Problem Four: What is the correct denominator? At the moment the denominator is all research students, producing an enrolment share figure (low SES research students/all research students). Enrolment shares are administratively convenient, as the numerator and denominator are in the same dataset. And if we are interested in socioeconomic diversity on campus, then a campus-level version (if we could improve the numerator quality) would be useful.
But it we are interested in social mobility, or whether potential is being achieved, then the entire student population is not a good denominator. The example below shows how enrolment shares can leave us blind to significant social change. Provided students from all SES backgrounds increase enrolments at the same rate then enrolment shares will not change, even when the participation rate (low SES students/low SES persons) has doubled.
This is not a crazy hypothetical example. Undergraduate participation rates did double between 1990 and 2017, while the low SES enrolment share increased only slightly.
The right denominator for research students is those who have finished honours or some other qualifying criteria for a research degree.
Because we do have some quality numerator and denominator data (using HILDA), we know that low SES young people were significantly less likely to go to university than high SES young people, and therefore significantly less likely to get a degree, and therefore the potential pool of low SES background research students is much smaller than the potential pool of high SES students.

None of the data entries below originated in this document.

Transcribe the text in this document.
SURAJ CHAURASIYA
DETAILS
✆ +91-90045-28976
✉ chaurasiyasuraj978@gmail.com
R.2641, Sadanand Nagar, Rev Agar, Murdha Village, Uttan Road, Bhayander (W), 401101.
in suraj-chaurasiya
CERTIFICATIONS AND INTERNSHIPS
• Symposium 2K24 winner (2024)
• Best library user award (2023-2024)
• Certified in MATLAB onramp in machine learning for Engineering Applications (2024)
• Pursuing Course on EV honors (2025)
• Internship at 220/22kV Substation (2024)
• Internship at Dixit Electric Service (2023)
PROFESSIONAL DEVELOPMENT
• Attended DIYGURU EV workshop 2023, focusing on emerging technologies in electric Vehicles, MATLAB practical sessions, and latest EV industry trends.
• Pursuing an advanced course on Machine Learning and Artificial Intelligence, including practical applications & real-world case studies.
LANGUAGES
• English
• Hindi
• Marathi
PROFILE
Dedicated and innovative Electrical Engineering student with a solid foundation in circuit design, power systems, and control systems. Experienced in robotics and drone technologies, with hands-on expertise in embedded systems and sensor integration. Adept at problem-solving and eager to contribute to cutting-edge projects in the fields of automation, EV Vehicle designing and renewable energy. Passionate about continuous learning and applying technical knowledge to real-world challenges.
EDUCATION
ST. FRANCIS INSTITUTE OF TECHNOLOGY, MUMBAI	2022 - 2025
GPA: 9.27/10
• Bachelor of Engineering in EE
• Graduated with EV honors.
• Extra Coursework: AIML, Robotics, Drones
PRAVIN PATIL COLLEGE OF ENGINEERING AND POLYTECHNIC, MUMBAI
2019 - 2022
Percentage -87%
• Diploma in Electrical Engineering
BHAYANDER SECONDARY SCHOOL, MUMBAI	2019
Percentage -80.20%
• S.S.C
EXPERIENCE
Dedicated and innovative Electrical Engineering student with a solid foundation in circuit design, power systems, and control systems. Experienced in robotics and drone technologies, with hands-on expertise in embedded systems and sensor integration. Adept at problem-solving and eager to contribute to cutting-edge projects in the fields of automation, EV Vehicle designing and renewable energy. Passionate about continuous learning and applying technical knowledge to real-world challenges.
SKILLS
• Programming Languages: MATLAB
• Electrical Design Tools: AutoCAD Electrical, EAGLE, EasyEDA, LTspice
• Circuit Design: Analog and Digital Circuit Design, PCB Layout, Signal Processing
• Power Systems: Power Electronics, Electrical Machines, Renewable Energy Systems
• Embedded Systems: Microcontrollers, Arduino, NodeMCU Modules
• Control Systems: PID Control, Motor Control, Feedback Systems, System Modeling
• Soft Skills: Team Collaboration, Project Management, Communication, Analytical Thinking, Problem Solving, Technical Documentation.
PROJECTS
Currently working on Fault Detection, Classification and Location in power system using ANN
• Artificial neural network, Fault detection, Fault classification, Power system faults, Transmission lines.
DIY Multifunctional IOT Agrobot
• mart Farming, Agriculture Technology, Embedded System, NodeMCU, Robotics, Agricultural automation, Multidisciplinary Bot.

This is why I am sure that low SES students must be a low share of a research degree student population, despite the weaknesses of the administrative data also pointing to this conclusion.
Possible improvements
There is no easy solution to these problems, but I think there are possibilities within the existing higher education dataset that could help us get a better understanding of whether people from low SES backgrounds are becoming more or less likely to go on to a research degree.
We could improve the numerator by moving the SES measure to parental education. Education is not a perfect proxy for advantage or disadvantage, but this is a personal version of a major driver of the ABS geographic measures (there is more missing data for parental education than student address, but for measuring general trends rather than allocating personal benefits I don’t think that matters).
As we have a common student identification number, the CHESSN, going back to 2005, and the parental education question since 2010, we can also construct relevant denominator populations for domestic students who were educated in Australia.
An example of this would be: of all the people who completed bachelor honours in year X whose parents both had less than a Year 12 education, what proportion had enrolled in a research qualification by some future year? And then compare that with other parental education levels – Year 12, vocational education, bachelor degree and postgraduate.
It is more complex to do than just looking at each year’s enrolment data, but similar to the individual tracking already done for the annual cohort completions analysis.
The current method is just telling us what we already know – that fewer lower SES background people ever got a degree, and that students tend to live near universities, which are usually in high SES areas.
We need something better to understand real low-SES trends.